DR. FLEUROT: I'm trying to convince you that your lack of human and emotional experience is bad for you as a doctor and fatal for you as a woman.
Dr. Fleurot tries to flirt with Constance by telling her that she's an unwomanly woman who doesn't know how to love. He is a big, fat jerk, and Constance tells him so—but still, the film isn't entirely sure he's wrong. The whole plot, after all, is set up to get Constance to experience love and get married. Dr. Fleurot is a sexist jerk, but the film is sort of on his side (which means that the film is sort of a sexist jerk, too).
BALLANTYNE: I probably deserted. I hated it. I hated killing.
World War II ended half a year before Spellbound was released. Ballantyne was a soldier, though he hated it. His discomfort with being in the army is part of his general failure to be a big old manly man hero. Swaggering Hollywood tough guys are supposed to be okay with violence, not panicked when forced to participate in it. It's significant too that Ballantyne eventually realizes that he didn't desert, but got a medical discharge. When he is restored to sanity, he's also restored to being an honorable fighting man.
BALLANTYNE: If there's anything I hate, it's a smug woman.
Ballantyne often yells at Constance when she analyzes him. Supposedly, this is because patients always resent and attack their analysts, as they fear giving up their symptoms. But Ballantyne also expresses the film's nervousness at its own "wrong-way-round" gender roles. Constance is the boss with the knowledge. She's doing the saving; Ballantyne is the weak patient who depends on her. He feels that she's "smug" and lording it over him—which suggests that the film itself sees it as unusual, or wrong, to have a woman in a position of power.
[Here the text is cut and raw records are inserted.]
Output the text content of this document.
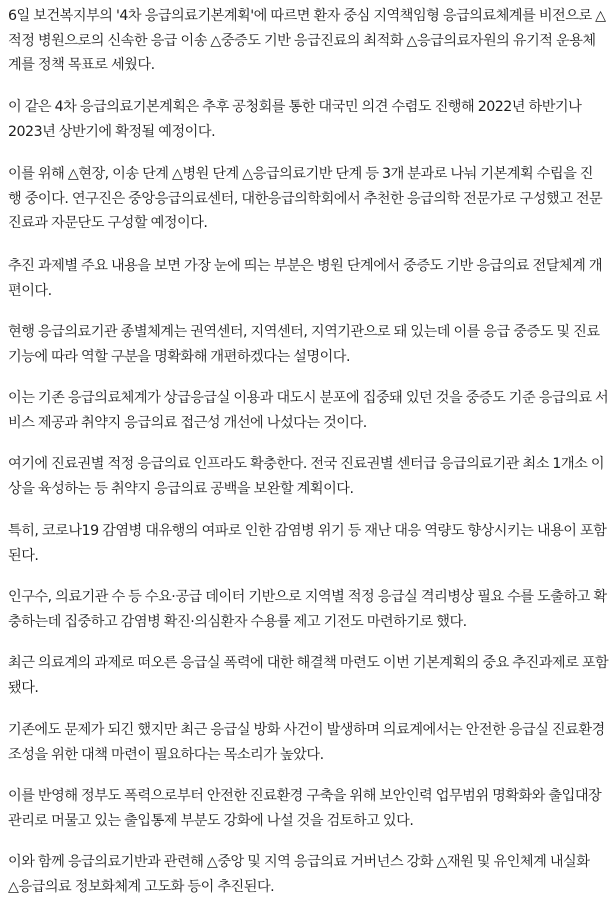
6일 보건복지부의 '4차 응급의료기본계획'에 따르면 환자 중심 지역책임형 응급의료체계를 비전으로 △
적정 병원으로의 신속한 응급 이송 △중증도 기반 응급진료의 최적화 △응급의료자원의 유기적 운용체
계를 정책 목표로 세웠다.

이 같은 4차 응급의료기본계획은 추후 공청회를 통한 대국민 의견 수렴도 진행해 2022년 하반기나
2023년 상반기에 확정될 예정이다.

이를 위해 △현장, 이송 단계 △병원 단계 △응급의료기반 단계 등 3개 분과로 나눠 기본계획 수립을 진
행 중이다. 연구진은 중앙응급의료센터, 대한응급의학회에서 추천한 응급의학 전문가로 구성했고 전문
진료과 자문단도 구성할 예정이다.

추진 과제별 주요 내용을 보면 가장 눈에 띄는 부분은 병원 단계에서 중증도 기반 응급의료 전달체계 개
편이다.

현행 응급의료기관 종별체계는 권역센터, 지역센터, 지역기관으로 돼 있는데 이를 응급 중증도 및 진료
기능에 따라 역할 구분을 명확화해 개편하겠다는 설명이다.

이는 기존 응급의료체계가 상급응급실 이용과 대도시 분포에 집중돼 있던 것을 중증도 기준 응급의료 서
비스 제공과 취약지 응급의료 접근성 개선에 나섰다는 것이다.

여기에 진료권별 적정 응급의료 인프라도 확충한다. 전국 진료권별 센터급 응급의료기관 최소 1개소 이
상을 육성하는 등 취약지 응급의료 공백을 보완할 계획이다.

특히, 코로나19 감염병 대유행의 여파로 인한 감염병 위기 등 재난 대응 역량도 향상시키는 내용이 포함
된다.

인구수, 의료기관 수 등 수요·공급 데이터 기반으로 지역별 적정 응급실 격리병상 필요 수를 도출하고 확
충하는데 집중하고 감염병 확진·의심환자 수용률 제고 기전도 마련하기로 했다.

최근 의료계의 과제로 떠오른 응급실 폭력에 대한 해결책 마련도 이번 기본계획의 중요 추진과제로 포함
됐다.

기존에도 문제가 되긴 했지만 최근 응급실 방화 사건이 발생하며 의료계에서는 안전한 응급실 진료환경
조성을 위한 대책 마련이 필요하다는 목소리가 높았다.

이를 반영해 정부도 폭력으로부터 안전한 진료환경 구축을 위해 보안인력 업무범위 명확화와 출입대장
관리로 머물고 있는 출입통제 부분도 강화에 나설 것을 검토하고 있다.

이와 함께 응급의료기반과 관련해 △중앙 및 지역 응급의료 거버넌스 강화 △재원 및 유인체계 내실화
△응급의료 정보화체계 고도화 등이 추진된다.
BALLANTYNE: Now let's not have any confusion about who saved who.
Ballantyne is insisting that Constance is the one who saved him. It's also true, though, that Ballantyne saved Constance from going over a ski cliff. The fact that Constance is the savior in the film is confusing; it goes against how traditional gender roles are supposed to work. But at the end of the film, the roles get switched around again, as Ballantyne saves her. Ballantyne is cured where there is no longer confusion about who saves whom, and he gets back to being the sane, saving guy.
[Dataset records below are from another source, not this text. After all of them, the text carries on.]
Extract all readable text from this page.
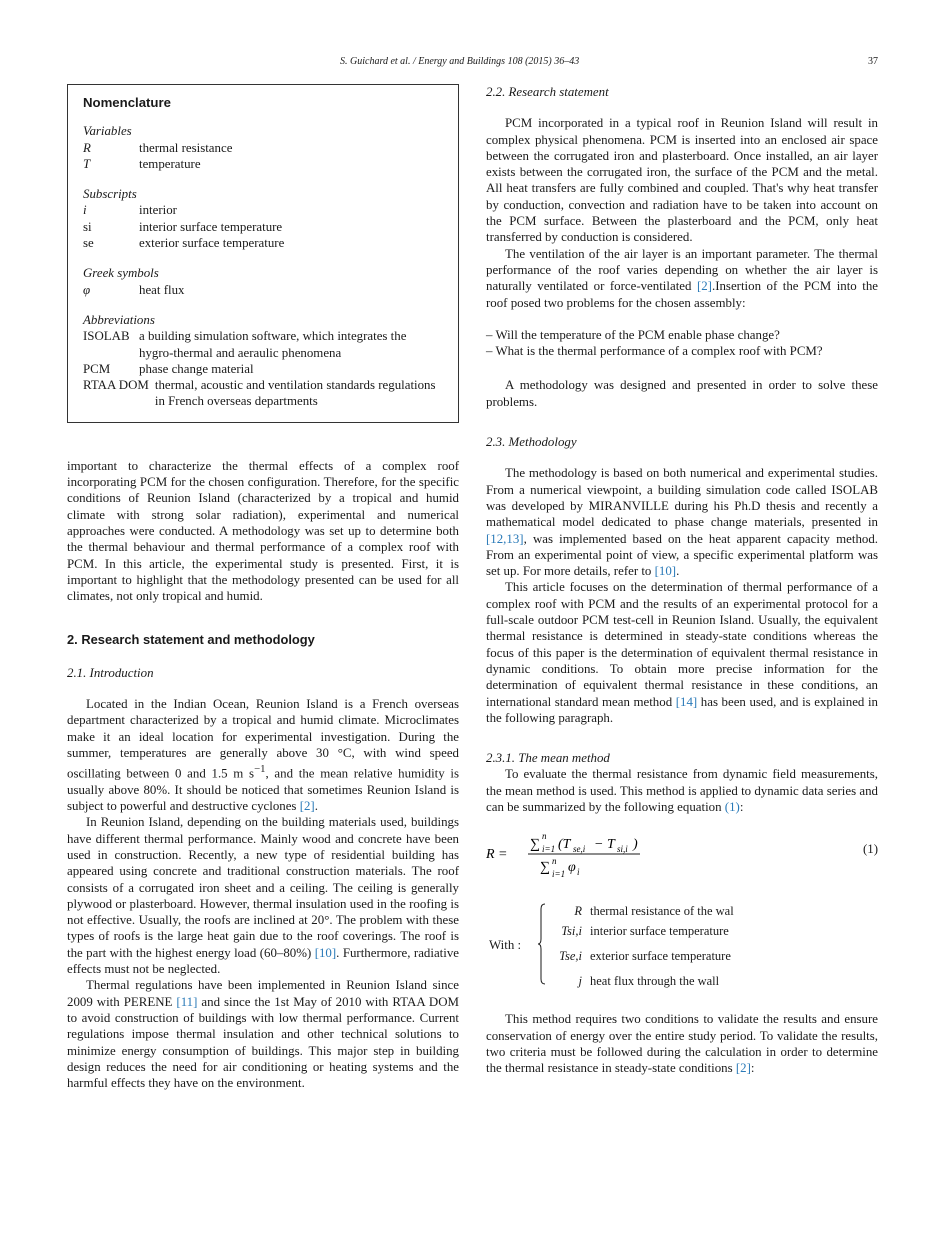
S. Guichard et al. / Energy and Buildings 108 (2015) 36–43	37
Nomenclature
Variables
R	thermal resistance
T	temperature
Subscripts
i	interior
si	interior surface temperature
se	exterior surface temperature
Greek symbols
φ	heat flux
Abbreviations
ISOLAB a building simulation software, which integrates the hygro-thermal and aeraulic phenomena
PCM	phase change material
RTAA DOM thermal, acoustic and ventilation standards regulations in French overseas departments

important to characterize the thermal effects of a complex roof incorporating PCM for the chosen configuration. Therefore, for the specific conditions of Reunion Island (characterized by a tropical and humid climate with strong solar radiation), experimental and numerical approaches were conducted. A methodology was set up to determine both the thermal behaviour and thermal performance of a complex roof with PCM. In this article, the experimental study is presented. First, it is important to highlight that the methodology presented can be used for all climates, not only tropical and humid.

2. Research statement and methodology
2.1. Introduction

Located in the Indian Ocean, Reunion Island is a French overseas department characterized by a tropical and humid climate. Microclimates make it an ideal location for experimental investigation. During the summer, temperatures are generally above 30 °C, with wind speed oscillating between 0 and 1.5 m $s^{-1}$, and the mean relative humidity is usually above 80%. It should be noticed that sometimes Reunion Island is subject to powerful and destructive cyclones [2].

In Reunion Island, depending on the building materials used, buildings have different thermal performance. Mainly wood and concrete have been used in construction. Recently, a new type of residential building has appeared using concrete and traditional construction materials. The roof consists of a corrugated iron sheet and a ceiling. The ceiling is generally plywood or plasterboard. However, thermal insulation used in the roofing is not effective. Usually, the roofs are inclined at 20°. The problem with these types of roofs is the large heat gain due to the roof coverings. The roof is the part with the highest energy load (60–80%) [10]. Furthermore, radiative effects must not be neglected.

Thermal regulations have been implemented in Reunion Island since 2009 with PERENE [11] and since the 1st May of 2010 with RTAA DOM to avoid construction of buildings with low thermal performance. Current regulations impose thermal insulation and other technical solutions to minimize energy consumption of buildings. This major step in building design reduces the need for air conditioning or heating systems and the harmful effects they have on the environment.

2.2. Research statement

PCM incorporated in a typical roof in Reunion Island will result in complex physical phenomena. PCM is inserted into an enclosed air space between the corrugated iron and plasterboard. Once installed, an air layer exists between the corrugated iron, the surface of the PCM and the metal. All heat transfers are fully combined and coupled. That's why heat transfer by conduction, convection and radiation have to be taken into account on the PCM surface. Between the plasterboard and the PCM, only heat transferred by conduction is considered.

The ventilation of the air layer is an important parameter. The thermal performance of the roof varies depending on whether the air layer is naturally ventilated or force-ventilated [2].Insertion of the PCM into the roof posed two problems for the chosen assembly:

– Will the temperature of the PCM enable phase change?
– What is the thermal performance of a complex roof with PCM?

A methodology was designed and presented in order to solve these problems.

2.3. Methodology

The methodology is based on both numerical and experimental studies. From a numerical viewpoint, a building simulation code called ISOLAB was developed by MIRANVILLE during his Ph.D thesis and recently a mathematical model dedicated to phase change materials, presented in [12,13], was implemented based on the heat apparent capacity method. From an experimental point of view, a specific experimental platform was set up. For more details, refer to [10].

This article focuses on the determination of thermal performance of a complex roof with PCM and the results of an experimental protocol for a full-scale outdoor PCM test-cell in Reunion Island. Usually, the equivalent thermal resistance is determined in steady-state conditions whereas the focus of this paper is the determination of equivalent thermal resistance in dynamic conditions. To obtain more precise information for the determination of equivalent thermal resistance in these conditions, an international standard mean method [14] has been used, and is explained in the following paragraph.

2.3.1. The mean method

To evaluate the thermal resistance from dynamic field measurements, the mean method is used. This method is applied to dynamic data series and can be summarized by the following equation (1):

R =
∑
n
i=1 (T se,i − T si,i )
∑ n
i=1 φ i
(1)
With :
R thermal resistance of the wal
Tsi,i interior surface temperature
Tse,i exterior surface temperature
j heat flux through the wall

This method requires two conditions to validate the results and ensure conservation of energy over the entire study period. To validate the results, two criteria must be followed during the calculation in order to determine the thermal resistance in steady-state conditions [2]:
BRULOV: And remember what I say—any husband of Constance is a husband of mine, so to speak.
Brulov says this jokingly at the end of the film. It's a line that hints at the uncomfortable gender switching in the film; Brulov is saying he's a wife, just as for most of the film Ballantyne was in the fainting woman's role. But here at the end, Ballantyne is finally back to being a manly dude—so manly that even Brulov can be his wife. (Remember, this was 1945, so most people didn't think of gay marriage as a realistic possibility. To the screenwriters, it was just a joke.)